Princeton University Press’s Design department launched a design tumblr highlighting notable projects with commentary by the book’s respective designer. This behind-the-scenes look reveals thoughts, challenges, and compromises the designers faced throughout their creative processes. Of note: the blog features a look at the Press Room at Princeton University Press in 1910.
MIT Press’s “Design Through the Decades at The MIT Press” is essentially a compressed history of graphic design from the mid-twentieth century to the present. This exciting video (accompanied by a Talking Heads song) takes a look at how book design has evolved over several decades using the human brain image as a case study.
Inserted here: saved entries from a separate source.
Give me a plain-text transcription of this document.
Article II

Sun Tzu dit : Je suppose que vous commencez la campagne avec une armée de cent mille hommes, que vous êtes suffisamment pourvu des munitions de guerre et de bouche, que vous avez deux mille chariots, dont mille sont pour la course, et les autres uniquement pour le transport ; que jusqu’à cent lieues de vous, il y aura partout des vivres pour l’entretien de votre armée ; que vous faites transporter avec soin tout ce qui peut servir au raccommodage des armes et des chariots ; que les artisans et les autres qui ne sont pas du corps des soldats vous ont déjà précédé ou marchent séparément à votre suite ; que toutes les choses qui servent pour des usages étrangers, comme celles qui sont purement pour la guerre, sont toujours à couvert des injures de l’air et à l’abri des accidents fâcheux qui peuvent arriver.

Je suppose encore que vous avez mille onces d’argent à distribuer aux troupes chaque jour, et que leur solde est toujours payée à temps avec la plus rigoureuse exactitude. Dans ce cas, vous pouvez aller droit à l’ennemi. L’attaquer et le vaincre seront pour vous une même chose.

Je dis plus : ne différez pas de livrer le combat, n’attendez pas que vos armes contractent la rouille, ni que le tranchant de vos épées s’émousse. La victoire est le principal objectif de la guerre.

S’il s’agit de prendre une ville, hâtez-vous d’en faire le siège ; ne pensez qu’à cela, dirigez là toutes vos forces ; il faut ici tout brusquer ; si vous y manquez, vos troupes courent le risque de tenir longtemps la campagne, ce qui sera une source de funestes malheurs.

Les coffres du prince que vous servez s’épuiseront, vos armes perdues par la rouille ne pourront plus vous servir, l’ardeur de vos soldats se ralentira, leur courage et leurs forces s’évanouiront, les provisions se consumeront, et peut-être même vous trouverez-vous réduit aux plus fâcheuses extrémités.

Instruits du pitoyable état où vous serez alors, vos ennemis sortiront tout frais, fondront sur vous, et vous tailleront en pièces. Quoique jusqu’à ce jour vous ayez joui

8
It presents a fascinating look at how typographic trends, printing technology, and popular culture have shaped book design over the last 60+ years.
Harvard University Press interviews Senior Book Designer Jill Breitbarth about a recent project, The Seven Pillars of Statistical Wisdom, detailing what factors shaped her process. Contrasting historic engravings with modern and colorful line art, the post illustrates the various drafts that led to the final design.
Stanford University Press features a Q&A with two of their freelance designers, Anne Jordan and Mitch Goldstein, who work under the direction of SUP’s Art Director, Rob Ehle. The designers share their creative processes, explain their focus on type-based designs, and provide slide shows of how they create some of their textured and unique designs outside of the computer.
Northwestern University Press interviews Art Director Marianne Jankowski. Jankowski shares how to design for a list with varied subject matter and explains the different challenges between trade and scholarly covers. She also discusses how and when a subtle marriage between interior and cover design is possible.
It is often said that the best design is invisible. Georgetown University Press explores this ideology through textbook design. The textbook must be both functional and legible, often incorporating multiple elements (information graphics, boxed text, illustrations, tables, etc.), without distracting the reader. GUP also touches on the more technical aspects of how Production schedules are altered to accommodate textbook design.
Karl Janssen, Art Director and Web Master at University Press of Kansas reveals in “Jacket Required” how being a University Press Designer is a book-lover’s dream. Janssen also explains the multi-dimensional role of the Book Designer in a digital age when the cover’s Amazon thumbnail translation is equally as important as the printed jacket on a bookshelf.
Syracuse University Press interviews designer Lynn Wilcox and shares some of her work. Wilcox details the creative freedoms she exercises at the press, even with the limitations of predetermined cover art, as well as trends she sees emerging in book design today.
Lastly, Yale University Press features thoughts from four of their book designers considering the challenges and conceptual freedoms that come with designing all-type book covers. Some typefaces bring a historical significance to a cover, while others work together to make the title a design element of its own. Slideshows from each designer illustrate successful applications of all-type covers.